ただアンデッドモンスターに転化するだけではなく、スキルまでもがチートじみてき始めていることに少し気味悪さを感じる。
『どどどどーなっておるぞな』
「おやおや」
耳元というか頭の中で鳴り響く慌てふためく声。よく聞き覚えのあるそれはこの身体の持ち主のものだ。
『これは……おまえベスなのかぞな?』
「ええ。あなたの元忠実な下僕のベスでございますよ」
『私の身体を動かしているぞな?』
「そのようですね」
『説明しろ。何がどうなっているぞな』
「ゴーストの専用スキルで『憑依』したんだよ」
『ぞな……つまりおまえが私の身体を乗っ取ったというのかぞな?』
「そういうことになるなテヘ」
『テへじゃねえぞなああああ!』
頭に直接響く怒声。
おれは耳を塞いでみせるがいかんせを防ぐことは叶わない。
ただその声から察するに彼女が本気で怒っているわけではないようだ。たぶんいつもの冗談、じゃれ合いの延長のつもりでいるのだ。
おれが本気で彼女を裏切ったり、害するとは思っていないのだろう。
そのことに少し苛立ちを感じる。
『ふんまったく油断も隙もないやつ。全く飼い犬に手を貸まれるとはこの事ぞな。だいたい何の目的があってこんなことをするぞな。貴様には主を敬う気持ちというものが』
「あんたと縁を切る為だ」
『―――ぞな?』
口にしてしまってからちょっとした後悔。
もう少し後でもよかったのではないかそう思う自分がいる。
何も今それを告げる必要はなかったのではないか。
だがここが境界線だった。
こうやってすっかり心のうちを告げたのだって勿論、憑依されたアサガオが抵抗もできない状態になったからだ。

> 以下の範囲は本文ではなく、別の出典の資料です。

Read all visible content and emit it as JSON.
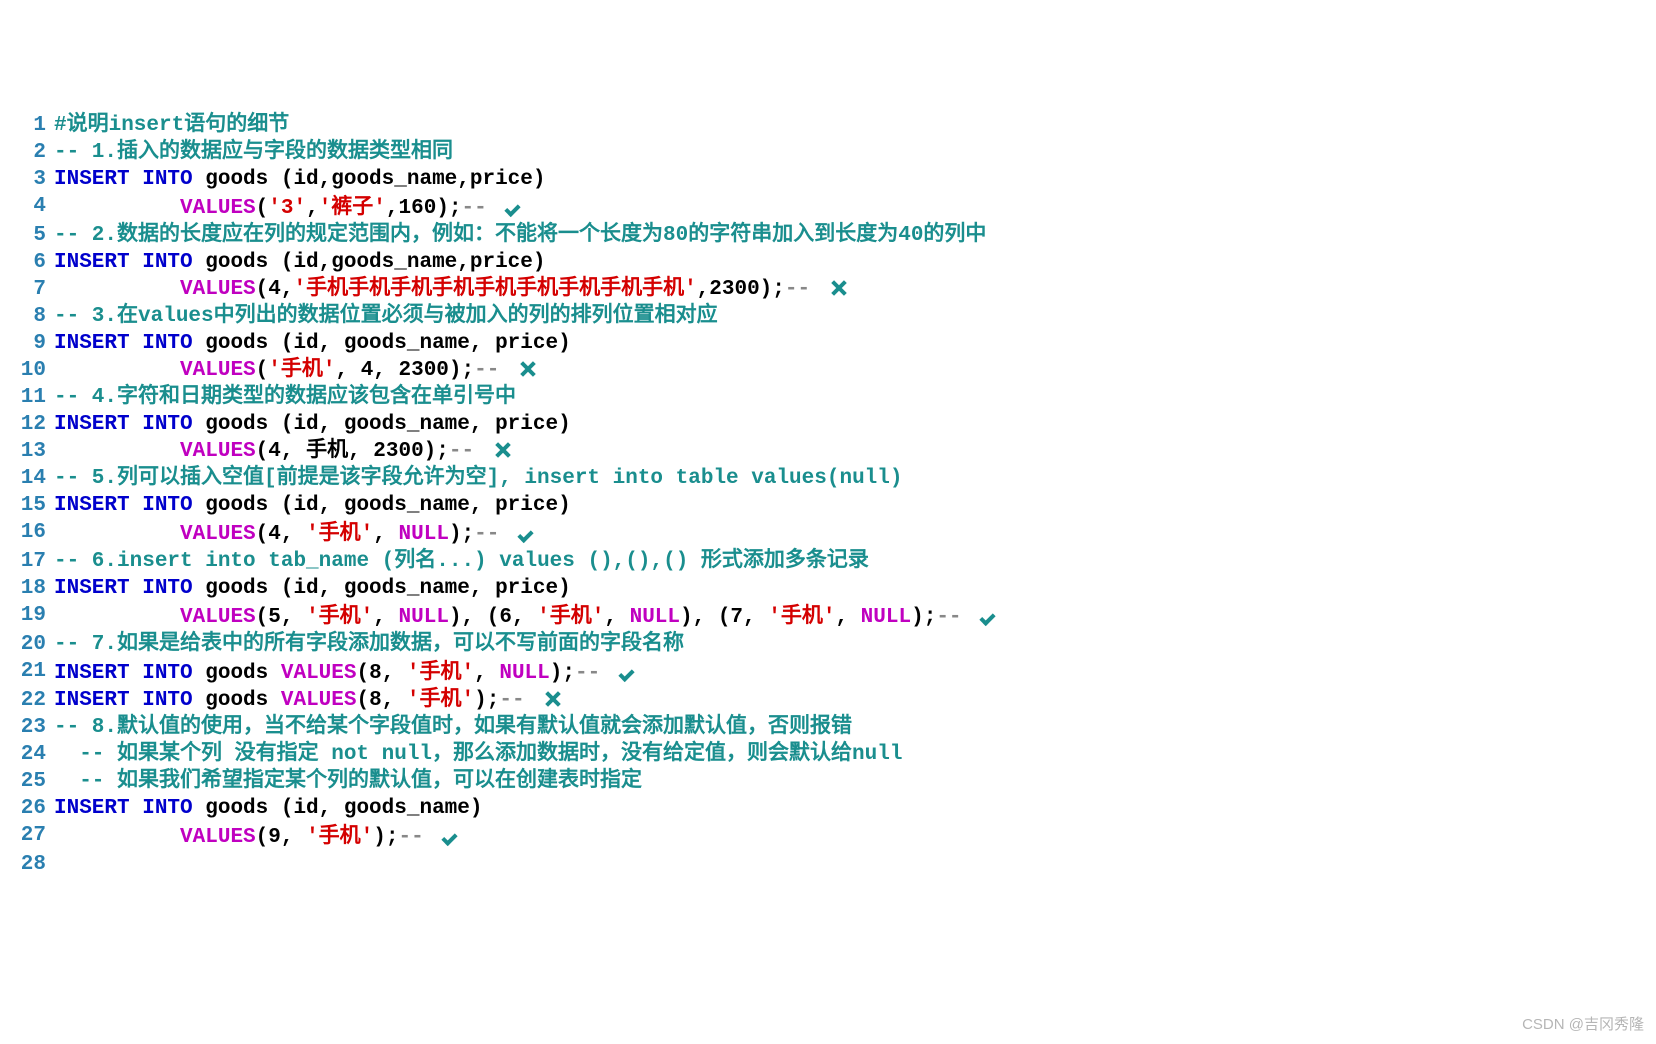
{
  "watermark": "CSDN @吉冈秀隆",
  "lines": [
    {
      "n": 1,
      "segs": [
        {
          "cls": "c-teal",
          "t": "#说明insert语句的细节"
        }
      ]
    },
    {
      "n": 2,
      "segs": [
        {
          "cls": "c-teal",
          "t": "-- 1.插入的数据应与字段的数据类型相同"
        }
      ]
    },
    {
      "n": 3,
      "segs": [
        {
          "cls": "c-blue",
          "t": "INSERT INTO "
        },
        {
          "cls": "c-black",
          "t": "goods (id,goods_name,price)"
        }
      ]
    },
    {
      "n": 4,
      "segs": [
        {
          "cls": "",
          "t": "          "
        },
        {
          "cls": "c-magenta",
          "t": "VALUES"
        },
        {
          "cls": "c-black",
          "t": "("
        },
        {
          "cls": "c-red",
          "t": "'3'"
        },
        {
          "cls": "c-black",
          "t": ","
        },
        {
          "cls": "c-red",
          "t": "'裤子'"
        },
        {
          "cls": "c-black",
          "t": ",160);"
        },
        {
          "cls": "c-gray",
          "t": "-- "
        }
      ],
      "icon": "check"
    },
    {
      "n": 5,
      "segs": [
        {
          "cls": "c-teal",
          "t": "-- 2.数据的长度应在列的规定范围内，例如：不能将一个长度为80的字符串加入到长度为40的列中"
        }
      ]
    },
    {
      "n": 6,
      "segs": [
        {
          "cls": "c-blue",
          "t": "INSERT INTO "
        },
        {
          "cls": "c-black",
          "t": "goods (id,goods_name,price)"
        }
      ]
    },
    {
      "n": 7,
      "segs": [
        {
          "cls": "",
          "t": "          "
        },
        {
          "cls": "c-magenta",
          "t": "VALUES"
        },
        {
          "cls": "c-black",
          "t": "(4,"
        },
        {
          "cls": "c-red",
          "t": "'手机手机手机手机手机手机手机手机手机'"
        },
        {
          "cls": "c-black",
          "t": ",2300);"
        },
        {
          "cls": "c-gray",
          "t": "-- "
        }
      ],
      "icon": "cross"
    },
    {
      "n": 8,
      "segs": [
        {
          "cls": "c-teal",
          "t": "-- 3.在values中列出的数据位置必须与被加入的列的排列位置相对应"
        }
      ]
    },
    {
      "n": 9,
      "segs": [
        {
          "cls": "c-blue",
          "t": "INSERT INTO "
        },
        {
          "cls": "c-black",
          "t": "goods (id, goods_name, price)"
        }
      ]
    },
    {
      "n": 10,
      "segs": [
        {
          "cls": "",
          "t": "          "
        },
        {
          "cls": "c-magenta",
          "t": "VALUES"
        },
        {
          "cls": "c-black",
          "t": "("
        },
        {
          "cls": "c-red",
          "t": "'手机'"
        },
        {
          "cls": "c-black",
          "t": ", 4, 2300);"
        },
        {
          "cls": "c-gray",
          "t": "-- "
        }
      ],
      "icon": "cross"
    },
    {
      "n": 11,
      "segs": [
        {
          "cls": "c-teal",
          "t": "-- 4.字符和日期类型的数据应该包含在单引号中"
        }
      ]
    },
    {
      "n": 12,
      "segs": [
        {
          "cls": "c-blue",
          "t": "INSERT INTO "
        },
        {
          "cls": "c-black",
          "t": "goods (id, goods_name, price)"
        }
      ]
    },
    {
      "n": 13,
      "segs": [
        {
          "cls": "",
          "t": "          "
        },
        {
          "cls": "c-magenta",
          "t": "VALUES"
        },
        {
          "cls": "c-black",
          "t": "(4, 手机, 2300);"
        },
        {
          "cls": "c-gray",
          "t": "-- "
        }
      ],
      "icon": "cross"
    },
    {
      "n": 14,
      "segs": [
        {
          "cls": "c-teal",
          "t": "-- 5.列可以插入空值[前提是该字段允许为空], insert into table values(null)"
        }
      ]
    },
    {
      "n": 15,
      "segs": [
        {
          "cls": "c-blue",
          "t": "INSERT INTO "
        },
        {
          "cls": "c-black",
          "t": "goods (id, goods_name, price)"
        }
      ]
    },
    {
      "n": 16,
      "segs": [
        {
          "cls": "",
          "t": "          "
        },
        {
          "cls": "c-magenta",
          "t": "VALUES"
        },
        {
          "cls": "c-black",
          "t": "(4, "
        },
        {
          "cls": "c-red",
          "t": "'手机'"
        },
        {
          "cls": "c-black",
          "t": ", "
        },
        {
          "cls": "c-magenta",
          "t": "NULL"
        },
        {
          "cls": "c-black",
          "t": ");"
        },
        {
          "cls": "c-gray",
          "t": "-- "
        }
      ],
      "icon": "check"
    },
    {
      "n": 17,
      "segs": [
        {
          "cls": "c-teal",
          "t": "-- 6.insert into tab_name (列名...) values (),(),() 形式添加多条记录"
        }
      ]
    },
    {
      "n": 18,
      "segs": [
        {
          "cls": "c-blue",
          "t": "INSERT INTO "
        },
        {
          "cls": "c-black",
          "t": "goods (id, goods_name, price)"
        }
      ]
    },
    {
      "n": 19,
      "segs": [
        {
          "cls": "",
          "t": "          "
        },
        {
          "cls": "c-magenta",
          "t": "VALUES"
        },
        {
          "cls": "c-black",
          "t": "(5, "
        },
        {
          "cls": "c-red",
          "t": "'手机'"
        },
        {
          "cls": "c-black",
          "t": ", "
        },
        {
          "cls": "c-magenta",
          "t": "NULL"
        },
        {
          "cls": "c-black",
          "t": "), (6, "
        },
        {
          "cls": "c-red",
          "t": "'手机'"
        },
        {
          "cls": "c-black",
          "t": ", "
        },
        {
          "cls": "c-magenta",
          "t": "NULL"
        },
        {
          "cls": "c-black",
          "t": "), (7, "
        },
        {
          "cls": "c-red",
          "t": "'手机'"
        },
        {
          "cls": "c-black",
          "t": ", "
        },
        {
          "cls": "c-magenta",
          "t": "NULL"
        },
        {
          "cls": "c-black",
          "t": ");"
        },
        {
          "cls": "c-gray",
          "t": "-- "
        }
      ],
      "icon": "check"
    },
    {
      "n": 20,
      "segs": [
        {
          "cls": "c-teal",
          "t": "-- 7.如果是给表中的所有字段添加数据，可以不写前面的字段名称"
        }
      ]
    },
    {
      "n": 21,
      "segs": [
        {
          "cls": "c-blue",
          "t": "INSERT INTO "
        },
        {
          "cls": "c-black",
          "t": "goods "
        },
        {
          "cls": "c-magenta",
          "t": "VALUES"
        },
        {
          "cls": "c-black",
          "t": "(8, "
        },
        {
          "cls": "c-red",
          "t": "'手机'"
        },
        {
          "cls": "c-black",
          "t": ", "
        },
        {
          "cls": "c-magenta",
          "t": "NULL"
        },
        {
          "cls": "c-black",
          "t": ");"
        },
        {
          "cls": "c-gray",
          "t": "-- "
        }
      ],
      "icon": "check"
    },
    {
      "n": 22,
      "segs": [
        {
          "cls": "c-blue",
          "t": "INSERT INTO "
        },
        {
          "cls": "c-black",
          "t": "goods "
        },
        {
          "cls": "c-magenta",
          "t": "VALUES"
        },
        {
          "cls": "c-black",
          "t": "(8, "
        },
        {
          "cls": "c-red",
          "t": "'手机'"
        },
        {
          "cls": "c-black",
          "t": ");"
        },
        {
          "cls": "c-gray",
          "t": "-- "
        }
      ],
      "icon": "cross"
    },
    {
      "n": 23,
      "segs": [
        {
          "cls": "c-teal",
          "t": "-- 8.默认值的使用，当不给某个字段值时，如果有默认值就会添加默认值，否则报错"
        }
      ]
    },
    {
      "n": 24,
      "segs": [
        {
          "cls": "c-teal",
          "t": "  -- 如果某个列 没有指定 not null，那么添加数据时，没有给定值，则会默认给null"
        }
      ]
    },
    {
      "n": 25,
      "segs": [
        {
          "cls": "c-teal",
          "t": "  -- 如果我们希望指定某个列的默认值，可以在创建表时指定"
        }
      ]
    },
    {
      "n": 26,
      "segs": [
        {
          "cls": "c-blue",
          "t": "INSERT INTO "
        },
        {
          "cls": "c-black",
          "t": "goods (id, goods_name)"
        }
      ]
    },
    {
      "n": 27,
      "segs": [
        {
          "cls": "",
          "t": "          "
        },
        {
          "cls": "c-magenta",
          "t": "VALUES"
        },
        {
          "cls": "c-black",
          "t": "(9, "
        },
        {
          "cls": "c-red",
          "t": "'手机'"
        },
        {
          "cls": "c-black",
          "t": ");"
        },
        {
          "cls": "c-gray",
          "t": "-- "
        }
      ],
      "icon": "check"
    },
    {
      "n": 28,
      "segs": []
    }
  ]
}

だまし討ちにしなければ、こちらの思うように事が運べなくなるからだ。
だから仮にもし彼女に最低限の誠実さを見せるのであれば、今でなくてはいけない。
これ以上、先延ばしにすることはできない。
それはただの自己欺瞞、自分自身への甘えに過ぎない。
「おれは運営に敵対するつもりもないし、この魔王様と下僕ごっこにもこりごりしているんだ」
『―――!』
「あんたの噂を聞いた。殺しても死なないチート野郎だとか死んだ女の子のフェイステクスチャーを使っているだとかって噂だ」
『それは―――』
「それが真実かどうかは、おれはどうでもいいんだ。ただそのせいであんたは運営から目の敵にされている。おれはそれに巻き込まれたくない。このDDDでは敵をつくらずにいたい」
そしておれは虚空をにらみつけるようにして宣言する。